Beef processors will continue to see pressure on middle meat prices. More Americans than in a long time indulged their taste for high quality steaks while they were collecting federal stimulus money. But once those funds ended, many consumers began to revert to more frugal beef habits, especially as beef prices remained high. The May All Fresh price noted above was 9.5% above May 2021, while the average price of Choice beef in May was up 10.3%.
On the supply side, beef processors will face a shrinking supply of slaughter cattle by the middle of the fourth quarter. Beef cow slaughter through the first half of the year was up about 200,000 head or 9.5% on the same period last year. Widespread drought forced the increase. Drought also kept forcing light cattle into feedlots. The June 1 Cattle on Feed total was a record for the date. This means there are now fewer cattle outside feedlots to be placed, which means finished cattle supplies will start declining in October or November.
Meanwhile, live hog carcass prices in the last week of June were only 0.6% above a year ago.

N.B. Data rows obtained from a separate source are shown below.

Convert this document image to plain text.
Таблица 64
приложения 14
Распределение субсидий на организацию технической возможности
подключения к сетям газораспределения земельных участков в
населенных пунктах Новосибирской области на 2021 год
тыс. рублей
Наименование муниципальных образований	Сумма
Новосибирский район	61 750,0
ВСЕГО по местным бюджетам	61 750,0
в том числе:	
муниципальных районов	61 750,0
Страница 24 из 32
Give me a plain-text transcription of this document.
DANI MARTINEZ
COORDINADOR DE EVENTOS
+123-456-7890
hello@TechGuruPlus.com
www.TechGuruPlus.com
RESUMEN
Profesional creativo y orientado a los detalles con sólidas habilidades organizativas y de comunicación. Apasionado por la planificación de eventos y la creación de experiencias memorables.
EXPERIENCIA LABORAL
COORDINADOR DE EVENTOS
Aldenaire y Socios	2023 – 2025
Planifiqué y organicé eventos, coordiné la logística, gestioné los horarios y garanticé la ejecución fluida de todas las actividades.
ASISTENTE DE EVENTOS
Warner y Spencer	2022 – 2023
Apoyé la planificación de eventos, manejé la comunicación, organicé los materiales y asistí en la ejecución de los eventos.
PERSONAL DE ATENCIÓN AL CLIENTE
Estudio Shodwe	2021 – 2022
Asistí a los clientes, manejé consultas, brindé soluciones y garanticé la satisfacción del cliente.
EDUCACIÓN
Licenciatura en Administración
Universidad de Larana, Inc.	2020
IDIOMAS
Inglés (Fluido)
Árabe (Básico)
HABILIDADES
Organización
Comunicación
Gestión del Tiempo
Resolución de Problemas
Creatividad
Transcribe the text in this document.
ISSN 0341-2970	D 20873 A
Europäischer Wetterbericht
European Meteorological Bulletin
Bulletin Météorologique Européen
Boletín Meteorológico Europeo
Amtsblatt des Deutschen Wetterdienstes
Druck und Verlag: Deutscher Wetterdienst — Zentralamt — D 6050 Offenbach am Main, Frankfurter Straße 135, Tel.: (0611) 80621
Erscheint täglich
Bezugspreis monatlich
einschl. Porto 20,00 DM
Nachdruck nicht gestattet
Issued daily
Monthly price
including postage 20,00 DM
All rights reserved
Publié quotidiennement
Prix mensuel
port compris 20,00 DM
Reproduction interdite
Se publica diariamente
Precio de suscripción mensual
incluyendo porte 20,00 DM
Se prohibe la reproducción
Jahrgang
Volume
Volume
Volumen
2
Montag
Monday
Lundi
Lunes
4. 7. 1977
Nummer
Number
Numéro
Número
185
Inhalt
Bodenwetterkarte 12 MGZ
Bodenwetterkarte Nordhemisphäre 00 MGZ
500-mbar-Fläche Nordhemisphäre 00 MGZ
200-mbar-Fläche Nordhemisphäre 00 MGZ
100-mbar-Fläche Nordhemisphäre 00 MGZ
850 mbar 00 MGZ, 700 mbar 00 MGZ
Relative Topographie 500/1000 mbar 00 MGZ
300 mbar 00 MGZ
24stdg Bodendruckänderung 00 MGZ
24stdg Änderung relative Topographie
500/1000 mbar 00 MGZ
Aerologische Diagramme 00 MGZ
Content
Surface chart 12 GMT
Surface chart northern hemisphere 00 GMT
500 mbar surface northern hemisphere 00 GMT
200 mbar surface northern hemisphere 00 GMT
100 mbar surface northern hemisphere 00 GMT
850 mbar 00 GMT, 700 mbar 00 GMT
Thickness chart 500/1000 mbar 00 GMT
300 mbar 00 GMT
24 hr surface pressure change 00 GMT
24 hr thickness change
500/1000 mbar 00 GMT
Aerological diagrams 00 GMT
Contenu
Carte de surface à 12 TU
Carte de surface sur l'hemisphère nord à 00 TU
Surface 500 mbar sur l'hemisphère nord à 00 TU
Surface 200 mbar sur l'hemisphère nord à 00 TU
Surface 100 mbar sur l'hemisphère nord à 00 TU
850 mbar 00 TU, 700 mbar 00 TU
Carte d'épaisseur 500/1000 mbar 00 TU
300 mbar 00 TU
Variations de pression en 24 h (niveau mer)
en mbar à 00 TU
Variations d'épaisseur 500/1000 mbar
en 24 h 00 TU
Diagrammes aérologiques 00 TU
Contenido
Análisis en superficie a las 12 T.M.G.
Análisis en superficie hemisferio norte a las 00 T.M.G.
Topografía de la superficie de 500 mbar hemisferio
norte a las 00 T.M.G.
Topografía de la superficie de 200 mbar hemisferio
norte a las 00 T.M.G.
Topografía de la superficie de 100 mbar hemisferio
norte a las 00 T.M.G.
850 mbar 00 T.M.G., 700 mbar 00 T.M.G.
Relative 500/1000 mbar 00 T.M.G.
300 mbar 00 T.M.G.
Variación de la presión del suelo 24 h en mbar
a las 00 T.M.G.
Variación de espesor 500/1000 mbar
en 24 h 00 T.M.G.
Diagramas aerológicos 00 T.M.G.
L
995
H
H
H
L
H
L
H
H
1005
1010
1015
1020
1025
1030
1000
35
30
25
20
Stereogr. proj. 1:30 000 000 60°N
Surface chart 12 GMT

But the wholesale pork cutout was down 6% from last year. This and much higher operating costs were primarily the reason for negative operating margins of more than $35 per head (according to HedgersEdge.com). Pork processors might struggle to attain positive margins until the number of market-ready hogs starts to increase in the fall. But recent monthly Hog and Pigs reports indicate that producers are keeping a tighter than normal lid on expansion.